Memory usage for Backtracking in Infinite Stream Parsing

Hello, I’m attempting to learn some pure functional programming, to make myself less stupid. :slight_smile:

The topic of composable parsers is a particular interest of mine. So I did an investigation into making a fake arbitrarily-big stream with a generating function, and used that stream with Attoparsec:

https://ae1020.github.io/incremental-streaming-haskell-parse/

TL;DR - incremental parsing seems to be missing from what are otherwise quite powerful parsers (Megaparsec). The talked-about one that has incrementality (Attoparsec) holds on to all input for each top-level call, regardless of how much the rules need to backtrack.

I have lots of questions! But to avoid asking too many at once, I guess I’ll just ask if there’s any feedback on the article…and any insights regarding what’s asked at the end:

I know too little about Monads to reason out whether what I want is possible. Can a parser that is framed monadically “see into” the composition to know what the earliest point of backtracking could be? It may be that there’s no way to do it without describing the parse with some custom declarative structure, which might make one ask what writing it in Haskell actually buys.

2 Likes

One downside of monadic parsing is that monads cannot be analyzed statically. A solution to this problem is to use applicative parsers. Applicative parsers are less powerfull, but they can be analyzed much better and they are still expressive enough to define context free grammars. One library that produces output lazily and only retains as much of the input as is necessary is uu-parsinglib. It also has a monadic interface which is kept separate internally to keep as much information as possible.

A big conceptual problem is that many parsers have to keep track of large parts of the inputs. Take for example a string containing a large list delimited by square brackets: [1,2,3....10000]. A correct parser can only decide if this parser succeeds after it has reached the final closing bracket. If there are still other alternatives that need to be checked afterwards by backtracking, then this parser needs to retain the entire input. A way around this problem is to use a breadth-first algorithm that doesn’t backtrack.

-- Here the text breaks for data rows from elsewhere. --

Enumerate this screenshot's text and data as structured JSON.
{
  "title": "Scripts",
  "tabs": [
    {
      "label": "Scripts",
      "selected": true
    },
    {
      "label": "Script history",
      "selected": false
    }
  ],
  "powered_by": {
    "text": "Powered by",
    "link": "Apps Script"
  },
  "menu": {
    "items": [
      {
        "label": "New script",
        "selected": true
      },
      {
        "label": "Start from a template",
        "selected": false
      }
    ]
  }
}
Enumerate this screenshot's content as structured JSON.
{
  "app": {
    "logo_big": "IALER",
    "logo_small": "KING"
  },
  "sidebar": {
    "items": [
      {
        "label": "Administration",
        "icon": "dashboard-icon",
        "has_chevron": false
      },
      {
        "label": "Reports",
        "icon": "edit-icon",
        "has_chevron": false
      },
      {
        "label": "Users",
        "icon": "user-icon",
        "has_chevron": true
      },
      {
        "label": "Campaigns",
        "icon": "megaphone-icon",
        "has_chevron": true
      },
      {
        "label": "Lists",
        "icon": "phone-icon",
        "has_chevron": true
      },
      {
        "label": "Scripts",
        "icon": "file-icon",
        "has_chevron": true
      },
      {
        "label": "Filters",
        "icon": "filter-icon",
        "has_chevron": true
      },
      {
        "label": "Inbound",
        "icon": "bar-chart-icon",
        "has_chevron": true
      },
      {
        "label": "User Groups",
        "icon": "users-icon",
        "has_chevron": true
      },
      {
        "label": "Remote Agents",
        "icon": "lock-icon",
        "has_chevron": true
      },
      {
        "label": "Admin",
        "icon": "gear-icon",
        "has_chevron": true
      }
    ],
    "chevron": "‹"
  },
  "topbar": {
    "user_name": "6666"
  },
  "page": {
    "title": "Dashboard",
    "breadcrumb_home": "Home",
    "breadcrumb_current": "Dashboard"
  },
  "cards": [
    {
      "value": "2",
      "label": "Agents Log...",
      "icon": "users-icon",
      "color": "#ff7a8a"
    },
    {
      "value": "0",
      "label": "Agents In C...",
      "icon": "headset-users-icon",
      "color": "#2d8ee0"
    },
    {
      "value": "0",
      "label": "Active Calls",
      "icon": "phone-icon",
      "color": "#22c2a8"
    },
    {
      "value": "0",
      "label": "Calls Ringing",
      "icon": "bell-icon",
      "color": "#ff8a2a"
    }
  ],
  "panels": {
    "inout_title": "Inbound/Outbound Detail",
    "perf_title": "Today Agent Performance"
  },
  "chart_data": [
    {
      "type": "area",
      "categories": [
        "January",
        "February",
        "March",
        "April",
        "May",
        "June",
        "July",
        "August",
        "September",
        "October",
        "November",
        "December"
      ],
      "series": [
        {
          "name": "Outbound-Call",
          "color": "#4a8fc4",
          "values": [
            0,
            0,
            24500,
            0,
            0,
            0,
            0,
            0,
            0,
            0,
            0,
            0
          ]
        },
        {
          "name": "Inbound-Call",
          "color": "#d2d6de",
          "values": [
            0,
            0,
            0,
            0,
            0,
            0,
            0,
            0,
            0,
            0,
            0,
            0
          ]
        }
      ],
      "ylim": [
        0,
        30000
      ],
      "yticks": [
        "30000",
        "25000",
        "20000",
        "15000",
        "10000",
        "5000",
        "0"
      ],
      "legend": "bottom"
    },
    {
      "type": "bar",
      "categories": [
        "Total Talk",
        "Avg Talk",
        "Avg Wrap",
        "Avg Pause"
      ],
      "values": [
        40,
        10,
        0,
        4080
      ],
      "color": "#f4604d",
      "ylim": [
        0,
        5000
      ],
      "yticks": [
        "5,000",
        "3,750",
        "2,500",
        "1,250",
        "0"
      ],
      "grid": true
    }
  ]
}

I would recommend Combinator Parsing: A short tutorial for more explanation by the author of the uu-parsinglib library. The most interesting part starts in section 4.

P.S. be warned: I think not all code in that tutorial is correct and it is probably outdated, and the uu-parsinglib library doesn’t have much documentation, so it might be pretty difficult to understand.

1 Like

Thank you for the reference! The opening of Section 4 of the linked paper definitely seems empathetic to what I’m asking about (while the paper as a whole is not something I can grok with any sort of speed). Unfortunately the website and svn seem to have vanished.

Following the example in the .tar file, I was able to make an IP address parser as before. I just changed parseIP to uu-parsing’s definitions (decimal -> pNatural, char -> pSym).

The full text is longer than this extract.